To terrorism expert Peter Bergen, Osama bin Laden and al-Qaida are hiding in plain sight as the force behind the alleged plot against trans-Atlantic airliners.
Bin Laden's tenacious influence five years after Sept. 11 is why, Bergen said, he felt compelled to write about him and to participate in "In the Footsteps of bin Laden," a new CNN documentary based in part on Bergen's book, "The Osama bin Laden I Know."
The two-hour special, reported by CNN's chief international correspondent Christiane Amanpour, airs 9 p.m. EDT on Wednesday, Aug. 23, and repeats 7 p.m. EDT Saturday and 7 p.m. and 10 p.m. EDT Sunday, Aug 26 and 27.
While U.S. and British officials investigate links between the airplane bombing plot and al-Qaida, Bergen already sees a clear connection.
Since the Sept. 11 attacks, bin Laden and his chief lieutenant, Ayman al-Zawahri, have released dozens of video and audio tapes that Bergen characterizes as "the most widely distributed political statements in history."
"Hundreds of millions of people see them or hear them or read about them .... to people who are part of the jihadist movement, these words are akin to a religious order," Bergen said. When bin Laden calls for assaults on members of the Iraq war coalition, "people react to that in Madrid and London."
‘These tapes get the message out’
As he dodges capture (he's believed to be in Pakistan), bin Laden is not in operational control of al-Qaida but "he doesn't need to be because these tapes get the message out."
Bin Laden's organization may have done more than inspire last week's failed jetliner plot: It's "a classic al-Qaida operation," said Bergen, who teaches at Johns Hopkins University and is a senior fellow at the New America Foundation.
(Homeland Security Secretary Michael Chertoff said Friday the plan had the "hallmarks of an al-Qaida-type plot." Western government officials told The Associated Press this week they don't yet have hard evidence tying the plot to bin Laden, al-Zawahri, or other key al-Qaida operatives.)
CNN's film constructs an account of bin Laden's life based on dozens of worldwide interviews, 21 of which were with people who had direct contact with him, including childhood friends, university classmates, fellow jihadists and a former English teacher.
"When there is somebody like bin Laden who's done what he's done, there's the natural reaction of pigeonholing, making him the monster. ... But I think it's interesting to try to know more about them," Amanpour said in a recent interview.
"You can never understand them, if understanding means sympathizing. ... But in battle you have to know your enemy," she said.
In trying to comprehend the "fatal switch" that turned bin Laden from what Amanpour calls a "comfortably off, establishment person" into an extremist, the CNN documentary sidesteps armchair analysis.
There are details that carry the potential for such scrutiny: bin Laden, the son of the late Saudi construction magnate Mohammed bin Laden, lived apart from the sprawling family that included his father's 22 wives and 54 sons and daughters.
Avoiding bin Laden's personal demonsBut the CNN special deliberately avoids theorizing about bin Laden's personal demons, Amanpour said.
"It's tempting and there may be other kinds of histories written about him that try to psychologically profile him.

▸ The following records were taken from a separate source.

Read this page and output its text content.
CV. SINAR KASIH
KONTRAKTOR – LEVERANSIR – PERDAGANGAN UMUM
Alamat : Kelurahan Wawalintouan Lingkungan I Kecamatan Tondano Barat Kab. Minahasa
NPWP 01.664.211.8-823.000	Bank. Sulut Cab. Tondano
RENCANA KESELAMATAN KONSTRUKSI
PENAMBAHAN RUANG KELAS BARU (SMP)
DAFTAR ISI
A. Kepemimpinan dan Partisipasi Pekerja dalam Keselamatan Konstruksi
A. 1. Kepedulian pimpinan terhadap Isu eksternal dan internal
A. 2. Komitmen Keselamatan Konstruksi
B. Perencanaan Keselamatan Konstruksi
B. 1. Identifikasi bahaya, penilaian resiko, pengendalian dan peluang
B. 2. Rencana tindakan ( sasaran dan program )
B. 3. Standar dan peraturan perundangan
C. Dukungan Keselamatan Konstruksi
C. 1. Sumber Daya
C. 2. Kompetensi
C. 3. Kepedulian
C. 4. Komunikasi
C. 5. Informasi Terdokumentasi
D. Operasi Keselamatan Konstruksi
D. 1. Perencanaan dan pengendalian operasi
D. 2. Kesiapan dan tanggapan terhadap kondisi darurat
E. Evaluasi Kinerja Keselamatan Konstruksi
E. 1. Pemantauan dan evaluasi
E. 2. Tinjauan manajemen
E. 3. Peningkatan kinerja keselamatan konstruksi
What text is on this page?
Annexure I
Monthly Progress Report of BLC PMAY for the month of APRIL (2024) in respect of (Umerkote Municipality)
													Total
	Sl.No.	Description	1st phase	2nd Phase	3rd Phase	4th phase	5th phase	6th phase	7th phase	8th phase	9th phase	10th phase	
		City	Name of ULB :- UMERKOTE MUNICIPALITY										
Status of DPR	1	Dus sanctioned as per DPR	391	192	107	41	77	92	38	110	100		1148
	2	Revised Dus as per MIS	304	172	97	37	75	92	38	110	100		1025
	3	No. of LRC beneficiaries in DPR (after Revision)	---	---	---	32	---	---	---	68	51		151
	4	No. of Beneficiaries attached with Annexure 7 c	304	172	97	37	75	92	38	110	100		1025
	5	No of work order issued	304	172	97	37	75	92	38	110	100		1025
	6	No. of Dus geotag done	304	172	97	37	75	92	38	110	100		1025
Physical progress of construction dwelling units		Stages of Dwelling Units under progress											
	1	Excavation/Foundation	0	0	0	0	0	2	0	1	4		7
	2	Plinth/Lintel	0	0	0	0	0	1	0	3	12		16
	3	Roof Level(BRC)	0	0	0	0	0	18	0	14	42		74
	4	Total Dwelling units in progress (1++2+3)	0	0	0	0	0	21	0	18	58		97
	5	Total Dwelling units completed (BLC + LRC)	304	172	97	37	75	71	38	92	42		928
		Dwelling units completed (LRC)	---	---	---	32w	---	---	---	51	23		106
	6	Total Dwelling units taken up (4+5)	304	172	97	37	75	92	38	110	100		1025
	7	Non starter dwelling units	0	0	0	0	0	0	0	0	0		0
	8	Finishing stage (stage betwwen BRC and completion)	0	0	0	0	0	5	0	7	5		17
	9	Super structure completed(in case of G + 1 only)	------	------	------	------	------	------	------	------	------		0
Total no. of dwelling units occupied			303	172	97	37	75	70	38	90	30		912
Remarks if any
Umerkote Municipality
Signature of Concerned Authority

But I personally was very clear in my mind that wasn't what I was going to do. ... until we can talk to him, or talk to more people, I just felt it was inappropriate."
The facts themselves paint a striking picture, Amanpour said. One particular element that came into focus was how bin Laden used international media to clearly communicate his plan of attack.
"Every time he's progressively ratcheted up his attacks and his hatred he's telegraphed it along the way. ... I wonder if it was obvious to people before," she said.
Bergen, who in 1997 obtained the first TV interview with bin Laden for CNN, found two elements of his research on the man particularly intriguing and unexpected.
One was the sharp criticism from within al-Qaida that bin Laden faced after Sept. 11, initially seen as a tactical error. Bin Laden thought it would drive the United States to withdraw from Mideast involvement; instead, it fueled attacks on his group and Afghanistan's Taliban.
(The Iraq war, which Bergen said reinvigorated the al-Qaida and its terrorist efforts, ultimately reversed its attitude toward the attack on America.)
Bergen also was struck by another, more intimate detail about bin Laden. He named a daughter Safia, after a woman from the prophet Muhammad's time who was known for killing Jews.
"Just the kind of mental state of calling your infant daughter" after such a figure is striking, Bergen said. "I think that gets inside that he's a really rabid anti-Semite. ... I didn't take that seriously enough. I don't think we can make that mistake this time around."